I saw this post today on Reddit and was curious to see if views are similar here as they are there.
- What are the best benefits of self-hosting?
- What do you wish you would have known as a beginner starting out?
- What resources do you know of to help a non-computer-scientist/engineer get started in self-hosting?
You usually want less integration, not more. Simple self-contained things. Nginx is good at that. That’s also why you don’t want to use Nginx Proxy Manager or Certbot’s Nginx integration etc. It first looks like they make it easier, but there is too much hidden complexity under the hood.
Also, sooner or later you will run into some software that you would really like to try, which is only documented for Nginx and uses some sort of image caching or so, that is hard to replicate with Caddy etc.
How do you obtain ssl certs then?
I switched to Dehydrated (with dns-01 challenge), but Certbot itself is fine, the problem is the Nginx integration that tries to automatically change your Nginx config files.
Do you manually update the config every 3 months?
??? The location and the file name of the certificates don’t change, so why would I have to do that?
On the contrary, before I disabled the certbot’s Nginx integration, every three months certbot would “manage” to break my Nginx and I had to manually repair it.
I think we are not talking about the same thing. I mean the Certbot extension that automatically modifies the Nginx config files. A telltale sign are usually the comments "#managed by certbot” that it likes to leave behind all over your config files.
I’ve only really use caddy and my only experience with ngnix is ngnix proxy manager (which isn’t really true ngnix).
I wasn’t sure if hot swapping certs (even with same name was possible, kinda thought you would to reload it upon cert change).
Also regarding cert bot I have only used it in manual mode so it’s managed mode is a bit foreign.
Not sure I agree about proxy manager.
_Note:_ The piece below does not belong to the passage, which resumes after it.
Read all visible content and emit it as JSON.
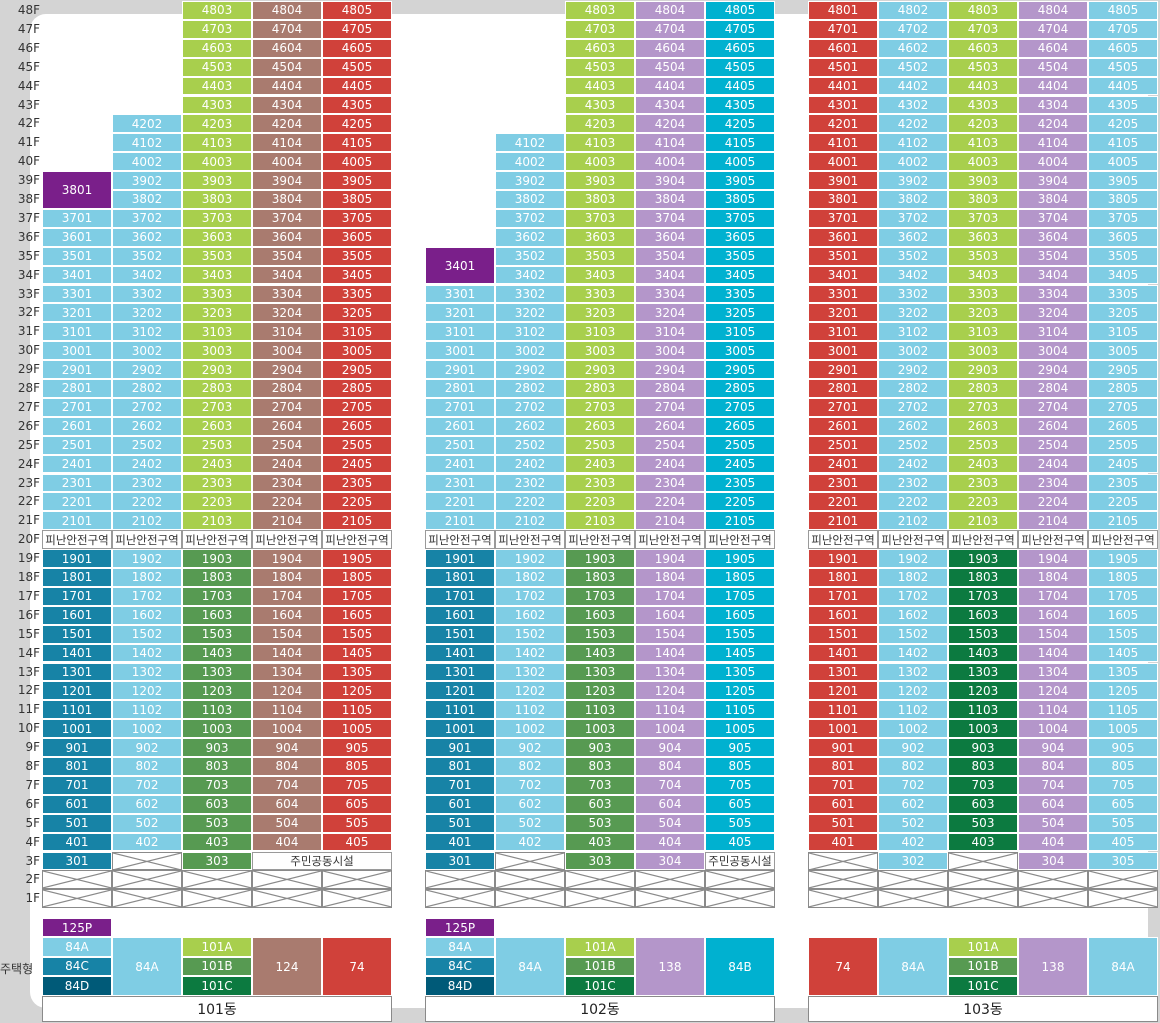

Anything you need to access is in the gui. You can easily add advanced configs to the entries. Been using it for 5 or so years, and there hasnt been anything I was missing from using straight nginx before that.
The benefit of using config files is easy version management via git.
Makes it easy to rebuild from scratch and easy to rollback a change that breaks something
Fair enough. I manage the same by backing up the vm its on.